Gun-toting rebels, poachers and even assassination attempts by Idi Amin were occupational hazards for legendary warden Paul Ssali. Ahead of the of the inaugural meeting of the Giants Club, of which Uganda is a founding member, his son Josh Ssali Sentogo tells his story 

Friday 29 April 2016 14:15 BST
An elephant in Murchison Falls national park, Uganda, where Paul Ssali was chief warden
An elephant in Murchison Falls national park, Uganda, where Paul Ssali was chief warden

Paul Ssali served as chief warden in three of Uganda’s largest national parks at a time when top conservation jobs rarely went to black Africans. During his life he contended with poachers, habitat destruction and an assassination attempt by Idi Amin.

A 1974 documentary on his life, The Wild and the Brave, was nominated for an Oscar, and his story is being made into a Hollywood feature film. Here his son Josh reflects on his father’s legacy.

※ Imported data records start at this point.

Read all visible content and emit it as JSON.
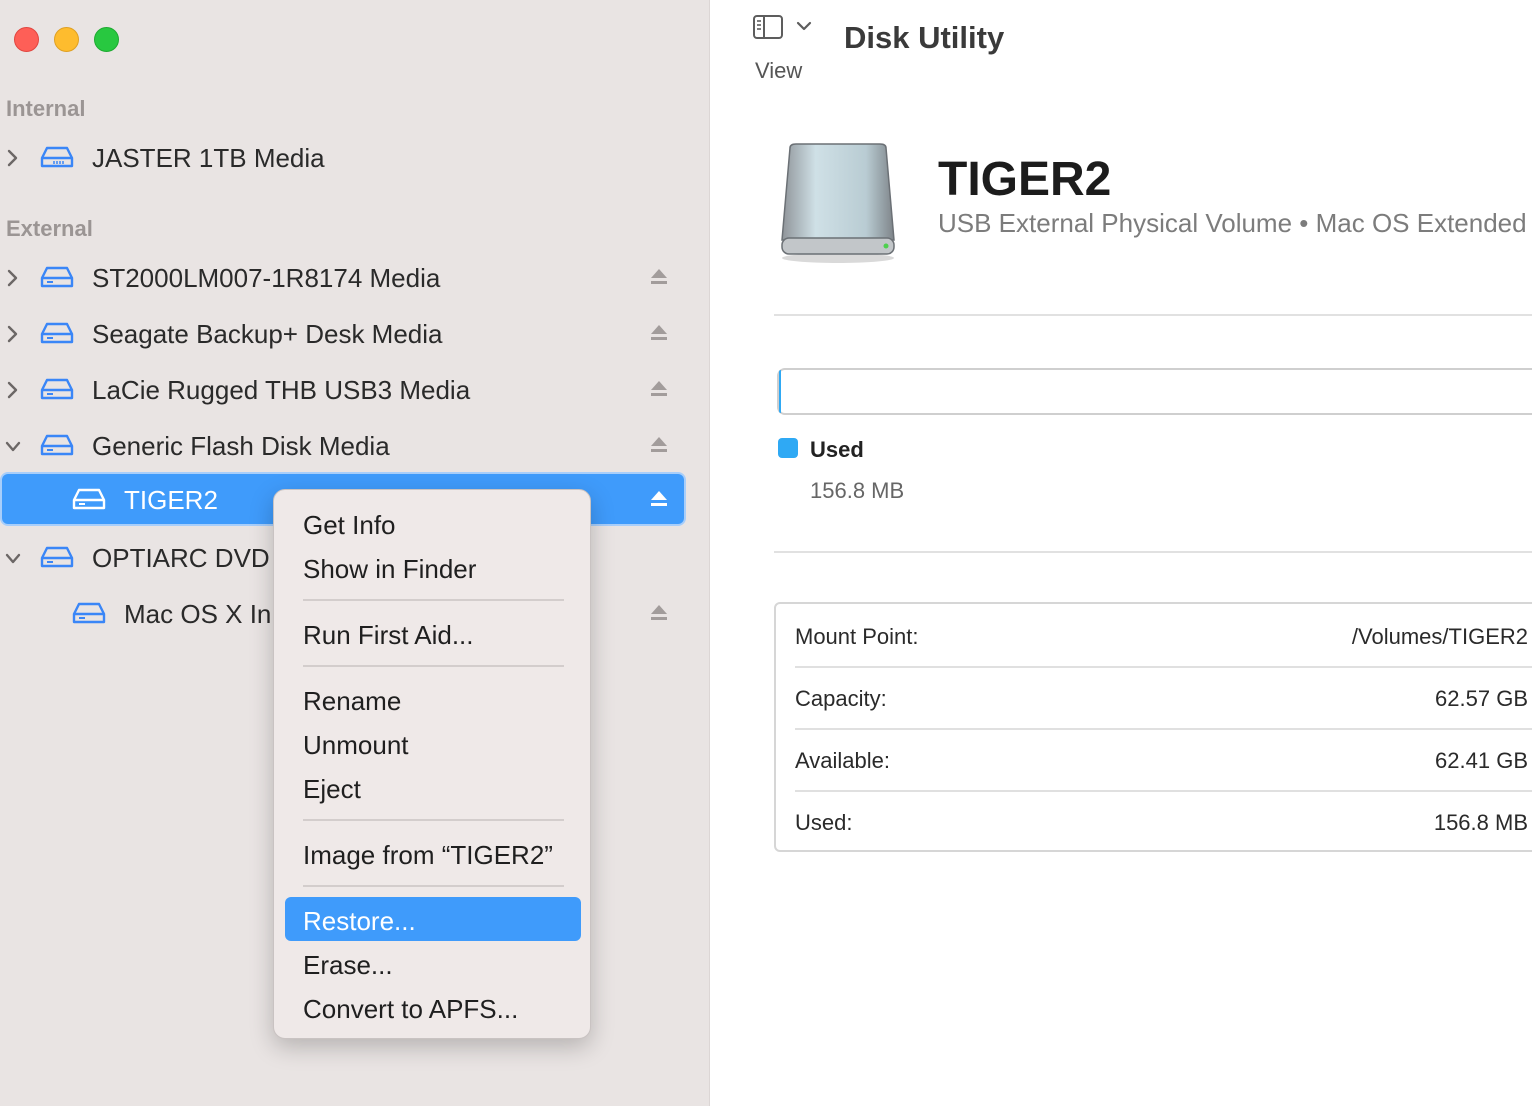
{
  "window": {
    "title": "Disk Utility"
  },
  "toolbar": {
    "view_label": "View",
    "sidebar_icon": "sidebar-icon"
  },
  "sidebar": {
    "sections": {
      "internal": "Internal",
      "external": "External"
    },
    "items": [
      {
        "label": "JASTER 1TB Media",
        "icon": "internal-drive-icon",
        "expanded": false
      },
      {
        "label": "ST2000LM007-1R8174 Media",
        "icon": "external-drive-icon",
        "expanded": false,
        "ejectable": true
      },
      {
        "label": "Seagate Backup+ Desk Media",
        "icon": "external-drive-icon",
        "expanded": false,
        "ejectable": true
      },
      {
        "label": "LaCie Rugged THB USB3 Media",
        "icon": "external-drive-icon",
        "expanded": false,
        "ejectable": true
      },
      {
        "label": "Generic Flash Disk Media",
        "icon": "external-drive-icon",
        "expanded": true,
        "ejectable": true
      },
      {
        "label": "TIGER2",
        "icon": "external-drive-icon",
        "selected": true,
        "ejectable": true
      },
      {
        "label": "OPTIARC DVD",
        "icon": "external-drive-icon",
        "expanded": true
      },
      {
        "label": "Mac OS X In",
        "icon": "external-drive-icon",
        "ejectable": true
      }
    ]
  },
  "context_menu": {
    "items": [
      "Get Info",
      "Show in Finder",
      "Run First Aid...",
      "Rename",
      "Unmount",
      "Eject",
      "Image from “TIGER2”",
      "Restore...",
      "Erase...",
      "Convert to APFS..."
    ],
    "highlighted": "Restore..."
  },
  "volume": {
    "name": "TIGER2",
    "description": "USB External Physical Volume • Mac OS Extended",
    "usage": {
      "label": "Used",
      "value": "156.8 MB",
      "fraction": 0.0025,
      "color": "#2fa9f4"
    }
  },
  "info": [
    {
      "key": "Mount Point:",
      "value": "/Volumes/TIGER2"
    },
    {
      "key": "Capacity:",
      "value": "62.57 GB"
    },
    {
      "key": "Available:",
      "value": "62.41 GB"
    },
    {
      "key": "Used:",
      "value": "156.8 MB"
    }
  ],
  "colors": {
    "accent": "#3f9bfb",
    "sidebar_bg": "#e9e4e3",
    "drive_icon": "#3a86f7"
  }
}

Why did Paul Ssali become a ranger?

He fell in love with wildlife the very time he visited a national park aged 14 in 1956. The following year he set out on a 700 mile round trip around Uganda’s wildlife and geographical sites. His journey was covered on national radio.

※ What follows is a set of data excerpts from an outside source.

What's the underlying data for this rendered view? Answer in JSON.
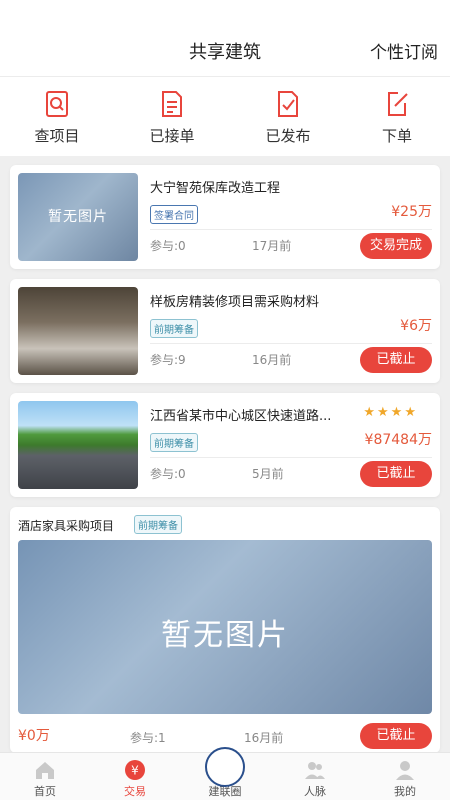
{
  "header": {
    "title": "共享建筑",
    "subscribe": "个性订阅"
  },
  "quick_actions": [
    {
      "label": "查项目",
      "icon": "search-doc-icon"
    },
    {
      "label": "已接单",
      "icon": "list-doc-icon"
    },
    {
      "label": "已发布",
      "icon": "check-doc-icon"
    },
    {
      "label": "下单",
      "icon": "edit-icon"
    }
  ],
  "colors": {
    "accent": "#e8453c",
    "price": "#e45a3c",
    "tag_blue": "#4a77b0"
  },
  "projects": [
    {
      "title": "大宁智苑保库改造工程",
      "thumb_text": "暂无图片",
      "tag": "签署合同",
      "price": "¥25万",
      "participants": "参与:0",
      "time": "17月前",
      "status": "交易完成"
    },
    {
      "title": "样板房精装修项目需采购材料",
      "tag": "前期筹备",
      "price": "¥6万",
      "participants": "参与:9",
      "time": "16月前",
      "status": "已截止"
    },
    {
      "title": "江西省某市中心城区快速道路...",
      "stars": "★★★★",
      "tag": "前期筹备",
      "price": "¥87484万",
      "participants": "参与:0",
      "time": "5月前",
      "status": "已截止"
    }
  ],
  "featured": {
    "title": "酒店家具采购项目",
    "tag": "前期筹备",
    "image_text": "暂无图片",
    "price": "¥0万",
    "participants": "参与:1",
    "time": "16月前",
    "status": "已截止"
  },
  "tabs": [
    {
      "label": "首页",
      "icon": "home-icon"
    },
    {
      "label": "交易",
      "icon": "yuan-icon"
    },
    {
      "label": "建联圈",
      "icon": "globe-logo-icon"
    },
    {
      "label": "人脉",
      "icon": "people-icon"
    },
    {
      "label": "我的",
      "icon": "user-icon"
    }
  ]
}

Why did Amin want to kill him ?

At first Amin was impressed with Paul’s conservation efforts and the fact that he was confident enough to stand up tothe feared dictator. This is why he entrusted my father with running Kidepo and Murchison Falls national parks simultaneously. Trouble came when certain high ranking commanders, who were in cahoots with poachers, spread rumours that my father was helping anti-Amin rebels.

How did Amin try to kill him?

My father was a pilot and they tried to booby-trap his aircraft with a grenade. Following behind was an execution squad in case he survived. He escaped by masquerading as a bus driver to pass roadblocks.

What Challenges did your father face that today’s rangers don’t face today?

Today’s rangers don’t have to face a ruthless dictator, undisciplined army officials, armed rebels, poor and inconsistent pay. Nor do they have to source their own equipment by lobbying international conservation agencies.

What challenges do today’s rangers face that Paul Ssali didn’t face?

Today’s rangers are up against more sophisticated poaching syndicates and ammunition – my father warned this would happen.

Is your father well known in Uganda?

Despite being awarded a medal by the President, he is relatively unknown to the current crop of younger conservationists. In Uganda we are not so good at preserving our conservation history.

Were you tempted to follow your father in the field of conservation?

It might be a different kind of conservation, but as a marketer, I help wildlife causes by promoting sustainable tourism. I am also a film tourism consultant and film producer. My first film, an adaptation of a conservation story, will raise awareness of environmental issues.

Has poaching in Uganda increased or diminished since your father was a ranger?

Poaching has significantly reduced since he was a chief warden but it requires persistent effort as we still have incidents.

What is your father’s legacy?

Today tourism is Uganda’s number one foreign currency earner and that is thanks to the effort of people like my father whose conservation efforts, especially in Kidepo National Park, which has been designated one of the best parks in Africa at the World travel awards four years in a row. If it hadn’t it been for his courage and steadfastness during the turbulent Idi Amin years, we would not be in this strong position.